Book: Abandon in Place

Jerry Oltion is a familiar name from Analog so when I was looking for something interesting I picked up his novel Abandon in Place. The story starts with a phantom launch of an old Saturn V Apollo rocket from an abandoned pad at Cape Canaveral, witnessed by shuttle austronaut Rick Spencer, visible all the way to the moon before disappearing. After another ghost ship heads for orbit and on to the moon, he convinces the NASA brass to let him try and hitch a ride.

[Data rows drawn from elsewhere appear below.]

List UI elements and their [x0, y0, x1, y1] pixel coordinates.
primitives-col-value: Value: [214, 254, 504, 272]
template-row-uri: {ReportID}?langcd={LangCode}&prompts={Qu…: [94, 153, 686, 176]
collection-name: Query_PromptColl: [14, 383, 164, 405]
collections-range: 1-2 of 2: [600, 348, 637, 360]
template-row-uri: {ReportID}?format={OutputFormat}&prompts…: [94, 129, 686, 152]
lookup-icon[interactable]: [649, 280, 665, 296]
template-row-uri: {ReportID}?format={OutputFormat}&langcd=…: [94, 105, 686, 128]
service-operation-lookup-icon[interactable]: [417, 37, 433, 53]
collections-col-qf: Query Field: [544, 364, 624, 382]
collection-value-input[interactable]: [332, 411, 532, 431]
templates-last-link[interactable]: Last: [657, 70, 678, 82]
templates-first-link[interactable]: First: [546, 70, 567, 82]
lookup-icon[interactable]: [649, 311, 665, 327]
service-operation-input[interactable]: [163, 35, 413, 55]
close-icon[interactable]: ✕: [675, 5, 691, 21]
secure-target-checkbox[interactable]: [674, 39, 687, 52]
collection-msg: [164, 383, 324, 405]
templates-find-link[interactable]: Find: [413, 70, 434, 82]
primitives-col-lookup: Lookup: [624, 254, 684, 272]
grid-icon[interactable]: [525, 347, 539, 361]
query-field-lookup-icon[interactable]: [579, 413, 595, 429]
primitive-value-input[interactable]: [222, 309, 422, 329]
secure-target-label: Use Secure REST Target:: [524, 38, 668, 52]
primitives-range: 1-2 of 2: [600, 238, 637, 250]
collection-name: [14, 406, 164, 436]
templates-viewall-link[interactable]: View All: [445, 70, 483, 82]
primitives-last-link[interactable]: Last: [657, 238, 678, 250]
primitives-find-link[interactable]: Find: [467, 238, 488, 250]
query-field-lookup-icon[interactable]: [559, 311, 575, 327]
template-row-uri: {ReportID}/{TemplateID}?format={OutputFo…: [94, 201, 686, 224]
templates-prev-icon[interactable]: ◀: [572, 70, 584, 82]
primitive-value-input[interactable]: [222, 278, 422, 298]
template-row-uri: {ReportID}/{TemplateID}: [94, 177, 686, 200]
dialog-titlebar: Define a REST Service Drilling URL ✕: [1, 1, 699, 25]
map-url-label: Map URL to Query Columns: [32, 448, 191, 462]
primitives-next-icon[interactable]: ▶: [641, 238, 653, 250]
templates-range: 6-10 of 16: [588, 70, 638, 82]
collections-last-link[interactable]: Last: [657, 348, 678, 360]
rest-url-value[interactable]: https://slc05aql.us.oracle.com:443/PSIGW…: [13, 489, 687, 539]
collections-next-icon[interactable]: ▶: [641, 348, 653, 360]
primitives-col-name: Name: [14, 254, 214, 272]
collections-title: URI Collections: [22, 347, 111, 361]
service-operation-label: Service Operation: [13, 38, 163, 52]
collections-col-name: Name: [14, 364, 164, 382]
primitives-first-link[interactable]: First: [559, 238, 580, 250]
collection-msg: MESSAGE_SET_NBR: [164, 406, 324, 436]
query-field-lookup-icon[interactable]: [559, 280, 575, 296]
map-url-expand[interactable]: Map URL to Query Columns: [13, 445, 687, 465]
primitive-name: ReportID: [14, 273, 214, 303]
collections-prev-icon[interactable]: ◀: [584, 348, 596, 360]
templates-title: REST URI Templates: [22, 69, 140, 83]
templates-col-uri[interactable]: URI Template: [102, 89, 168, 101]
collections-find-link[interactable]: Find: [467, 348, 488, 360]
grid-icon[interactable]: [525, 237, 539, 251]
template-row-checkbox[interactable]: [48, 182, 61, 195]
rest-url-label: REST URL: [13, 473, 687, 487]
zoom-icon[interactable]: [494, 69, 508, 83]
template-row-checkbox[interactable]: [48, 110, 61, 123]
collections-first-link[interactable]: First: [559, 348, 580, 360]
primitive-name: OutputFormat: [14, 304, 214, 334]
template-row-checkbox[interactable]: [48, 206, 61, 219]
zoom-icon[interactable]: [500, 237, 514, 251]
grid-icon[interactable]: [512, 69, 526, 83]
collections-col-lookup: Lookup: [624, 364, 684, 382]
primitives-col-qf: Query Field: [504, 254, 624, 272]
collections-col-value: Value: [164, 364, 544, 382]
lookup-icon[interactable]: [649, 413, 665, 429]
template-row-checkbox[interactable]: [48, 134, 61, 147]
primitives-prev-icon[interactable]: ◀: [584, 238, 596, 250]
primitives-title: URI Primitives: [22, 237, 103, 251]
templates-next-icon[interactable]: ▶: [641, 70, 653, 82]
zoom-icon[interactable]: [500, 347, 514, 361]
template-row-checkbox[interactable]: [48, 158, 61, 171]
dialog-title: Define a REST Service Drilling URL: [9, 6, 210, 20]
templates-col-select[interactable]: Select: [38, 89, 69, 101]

Sure enough, the spaceship is solid enough to carry Spencer but once in LEO instead of shutting things down, his girlfriend Tessa–coincidentally commanding the current shuttle mission–and a Japanese scientist EVA over and the three decide to see where the mysterious vehicle takes them rather than shutting the Apollo down. They get to the moon, the two astronauts ride the LEM to the surface and back home.

Only thing is, if Spencer starts to think the wrong way the spaceship starts to disappear right from under them. The ships, it seems, are made solid from the communal desire of humanity. Once home and away from the government scientists looking to see if Spencer’s ability can be turned into weaponry, he and Tessa are able to create almost anything out of thin air. Flowers, moon landers, almost anything.

Their ability is the manifestation of the Eastern belief that everything is really one, death is simply another transformation and, heck, if enough people really want something bad enough, they can make it come true. In fact, Oltion brings in the Pope Dave character he’s written about elsewhere to tell our heroes that he and his predecessors have actually known about this for centuries; they’re the source of religious miracles.

But just as Satan figures large in the Bible, an Eastern European nationalist is able to tap into the power for evil. Bagdoni has no qualms over creating towering, indefatiguable warriors who swarm west across the continent. Spencer and Tessa fly to England in a desparate bid to stop him and, of course, just barely succeed. In the process the astronaut learns the truth about existence I mentioned.

Abandon in Place started out as a Nebula Award winning novela, which I remember reading and enjoying. Science fiction economics being what they are, I suppose Oltion had too much incentive not to expand the story to book length but the idea (or the execution) simply doesn’t support it. Find the original and skip the novel.